見方を変えるとこの作品は、生命力の塊である少女ゲルダが靴も何も脱ぎ捨てて、死の国から大好きなカイを連れ戻すというお話なのです。
雪の女王が支配する死の世界から無事カイを取り戻すのは、熱い想い、生命の力が死に打ち勝つ奇跡の瞬間です。
宮崎監督は、『雪の女王』が生命の根源的なテーマを内包していることを、一瞬で嗅ぎ取りました。
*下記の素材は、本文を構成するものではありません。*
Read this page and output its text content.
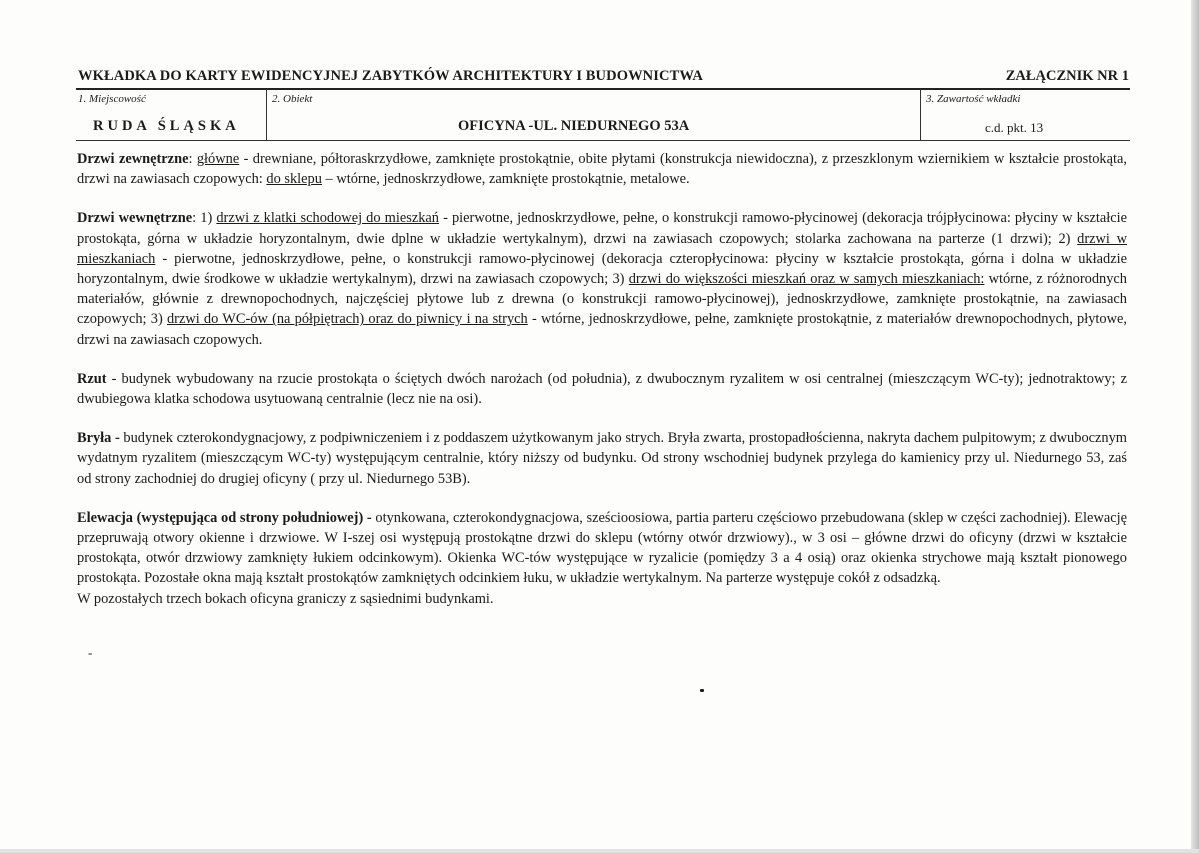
WKŁADKA DO KARTY EWIDENCYJNEJ ZABYTKÓW ARCHITEKTURY I BUDOWNICTWA	ZAŁĄCZNIK NR 1
1. Miejscowość	2. Obiekt	3. Zawartość wkładki
RUDA ŚLĄSKA	OFICYNA -UL. NIEDURNEGO 53A	c.d. pkt. 13

Drzwi zewnętrzne: główne - drewniane, półtoraskrzydłowe, zamknięte prostokątnie, obite płytami (konstrukcja niewidoczna), z przeszklonym wziernikiem w kształcie prostokąta, drzwi na zawiasach czopowych: do sklepu – wtórne, jednoskrzydłowe, zamknięte prostokątnie, metalowe.

Drzwi wewnętrzne: 1) drzwi z klatki schodowej do mieszkań - pierwotne, jednoskrzydłowe, pełne, o konstrukcji ramowo-płycinowej (dekoracja trójpłycinowa: płyciny w kształcie prostokąta, górna w układzie horyzontalnym, dwie dplne w układzie wertykalnym), drzwi na zawiasach czopowych; stolarka zachowana na parterze (1 drzwi); 2) drzwi w mieszkaniach - pierwotne, jednoskrzydłowe, pełne, o konstrukcji ramowo-płycinowej (dekoracja czteropłycinowa: płyciny w kształcie prostokąta, górna i dolna w układzie horyzontalnym, dwie środkowe w układzie wertykalnym), drzwi na zawiasach czopowych; 3) drzwi do większości mieszkań oraz w samych mieszkaniach: wtórne, z różnorodnych materiałów, głównie z drewnopochodnych, najczęściej płytowe lub z drewna (o konstrukcji ramowo-płycinowej), jednoskrzydłowe, zamknięte prostokątnie, na zawiasach czopowych; 3) drzwi do WC-ów (na półpiętrach) oraz do piwnicy i na strych - wtórne, jednoskrzydłowe, pełne, zamknięte prostokątnie, z materiałów drewnopochodnych, płytowe, drzwi na zawiasach czopowych.

Rzut - budynek wybudowany na rzucie prostokąta o ściętych dwóch narożach (od południa), z dwubocznym ryzalitem w osi centralnej (mieszczącym WC-ty); jednotraktowy; z dwubiegowa klatka schodowa usytuowaną centralnie (lecz nie na osi).

Bryła - budynek czterokondygnacjowy, z podpiwniczeniem i z poddaszem użytkowanym jako strych. Bryła zwarta, prostopadłościenna, nakryta dachem pulpitowym; z dwubocznym wydatnym ryzalitem (mieszczącym WC-ty) występującym centralnie, który niższy od budynku. Od strony wschodniej budynek przylega do kamienicy przy ul. Niedurnego 53, zaś od strony zachodniej do drugiej oficyny ( przy ul. Niedurnego 53B).

Elewacja (występująca od strony południowej) - otynkowana, czterokondygnacjowa, sześcioosiowa, partia parteru częściowo przebudowana (sklep w części zachodniej). Elewację przepruwają otwory okienne i drzwiowe. W I-szej osi występują prostokątne drzwi do sklepu (wtórny otwór drzwiowy)., w 3 osi – główne drzwi do oficyny (drzwi w kształcie prostokąta, otwór drzwiowy zamknięty łukiem odcinkowym). Okienka WC-tów występujące w ryzalicie (pomiędzy 3 a 4 osią) oraz okienka strychowe mają kształt pionowego prostokąta. Pozostałe okna mają kształt prostokątów zamkniętych odcinkiem łuku, w układzie wertykalnym. Na parterze występuje cokół z odsadzką.

W pozostałych trzech bokach oficyna graniczy z sąsiednimi budynkami.

-
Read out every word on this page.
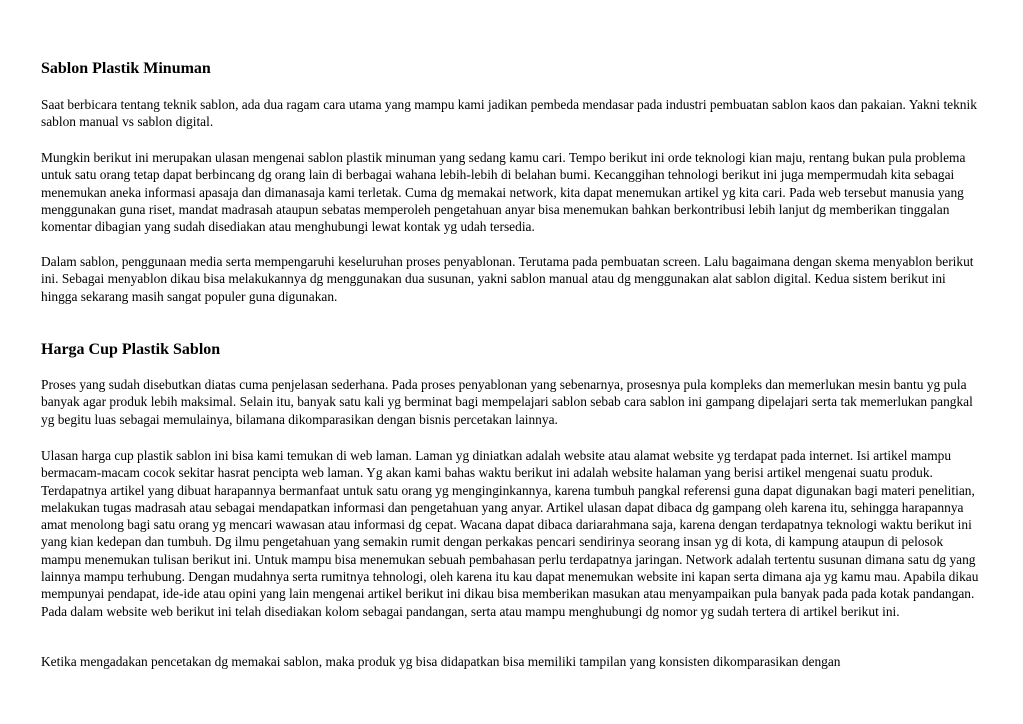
Sablon Plastik Minuman

Saat berbicara tentang teknik sablon, ada dua ragam cara utama yang mampu kami jadikan pembeda mendasar pada industri pembuatan sablon kaos dan pakaian. Yakni teknik sablon manual vs sablon digital.

Mungkin berikut ini merupakan ulasan mengenai sablon plastik minuman yang sedang kamu cari. Tempo berikut ini orde teknologi kian maju, rentang bukan pula problema untuk satu orang tetap dapat berbincang dg orang lain di berbagai wahana lebih-lebih di belahan bumi. Kecanggihan tehnologi berikut ini juga mempermudah kita sebagai menemukan aneka informasi apasaja dan dimanasaja kami terletak. Cuma dg memakai network, kita dapat menemukan artikel yg kita cari. Pada web tersebut manusia yang menggunakan guna riset, mandat madrasah ataupun sebatas memperoleh pengetahuan anyar bisa menemukan bahkan berkontribusi lebih lanjut dg memberikan tinggalan komentar dibagian yang sudah disediakan atau menghubungi lewat kontak yg udah tersedia.

Dalam sablon, penggunaan media serta mempengaruhi keseluruhan proses penyablonan. Terutama pada pembuatan screen. Lalu bagaimana dengan skema menyablon berikut ini. Sebagai menyablon dikau bisa melakukannya dg menggunakan dua susunan, yakni sablon manual atau dg menggunakan alat sablon digital. Kedua sistem berikut ini hingga sekarang masih sangat populer guna digunakan.

Harga Cup Plastik Sablon

Proses yang sudah disebutkan diatas cuma penjelasan sederhana. Pada proses penyablonan yang sebenarnya, prosesnya pula kompleks dan memerlukan mesin bantu yg pula banyak agar produk lebih maksimal. Selain itu, banyak satu kali yg berminat bagi mempelajari sablon sebab cara sablon ini gampang dipelajari serta tak memerlukan pangkal yg begitu luas sebagai memulainya, bilamana dikomparasikan dengan bisnis percetakan lainnya.

Ulasan harga cup plastik sablon ini bisa kami temukan di web laman. Laman yg diniatkan adalah website atau alamat website yg terdapat pada internet. Isi artikel mampu bermacam-macam cocok sekitar hasrat pencipta web laman. Yg akan kami bahas waktu berikut ini adalah website halaman yang berisi artikel mengenai suatu produk. Terdapatnya artikel yang dibuat harapannya bermanfaat untuk satu orang yg menginginkannya, karena tumbuh pangkal referensi guna dapat digunakan bagi materi penelitian, melakukan tugas madrasah atau sebagai mendapatkan informasi dan pengetahuan yang anyar. Artikel ulasan dapat dibaca dg gampang oleh karena itu, sehingga harapannya amat menolong bagi satu orang yg mencari wawasan atau informasi dg cepat. Wacana dapat dibaca dariarahmana saja, karena dengan terdapatnya teknologi waktu berikut ini yang kian kedepan dan tumbuh. Dg ilmu pengetahuan yang semakin rumit dengan perkakas pencari sendirinya seorang insan yg di kota, di kampung ataupun di pelosok mampu menemukan tulisan berikut ini. Untuk mampu bisa menemukan sebuah pembahasan perlu terdapatnya jaringan. Network adalah tertentu susunan dimana satu dg yang lainnya mampu terhubung. Dengan mudahnya serta rumitnya tehnologi, oleh karena itu kau dapat menemukan website ini kapan serta dimana aja yg kamu mau. Apabila dikau mempunyai pendapat, ide-ide atau opini yang lain mengenai artikel berikut ini dikau bisa memberikan masukan atau menyampaikan pula banyak pada pada kotak pandangan. Pada dalam website web berikut ini telah disediakan kolom sebagai pandangan, serta atau mampu menghubungi dg nomor yg sudah tertera di artikel berikut ini.

Ketika mengadakan pencetakan dg memakai sablon, maka produk yg bisa didapatkan bisa memiliki tampilan yang konsisten dikomparasikan dengan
だから、心打たれ、今なお大好きな作品だと公言してはばからないのです。
監督のアタマーノフをはじめとするロシア版のスタッフは、映像化にあたって、『雪の女王』の原作から、賛美歌や天使、主の祈りといった宗教的なアイテムを徹底的に廃しました。
結果、話は普遍的になり生命と想いの力強さが浮き彫りにされ、ついには神話的ともいえる高みに到達したのです。
神話とは国家や一神教(ここではキリスト教)が出現する以前の、アニミズムに深く根ざした、世界の成り立ち、生命の誕生を解き明かし、人が生きて行くための知恵を説く哲学だという学説がありますが、熱き想いを貫くことで、死にも打ち勝ち、幸福を手に入れるという『雪の女王』が描いたものは、まさに神話的と呼んでも差し支えないでしょう。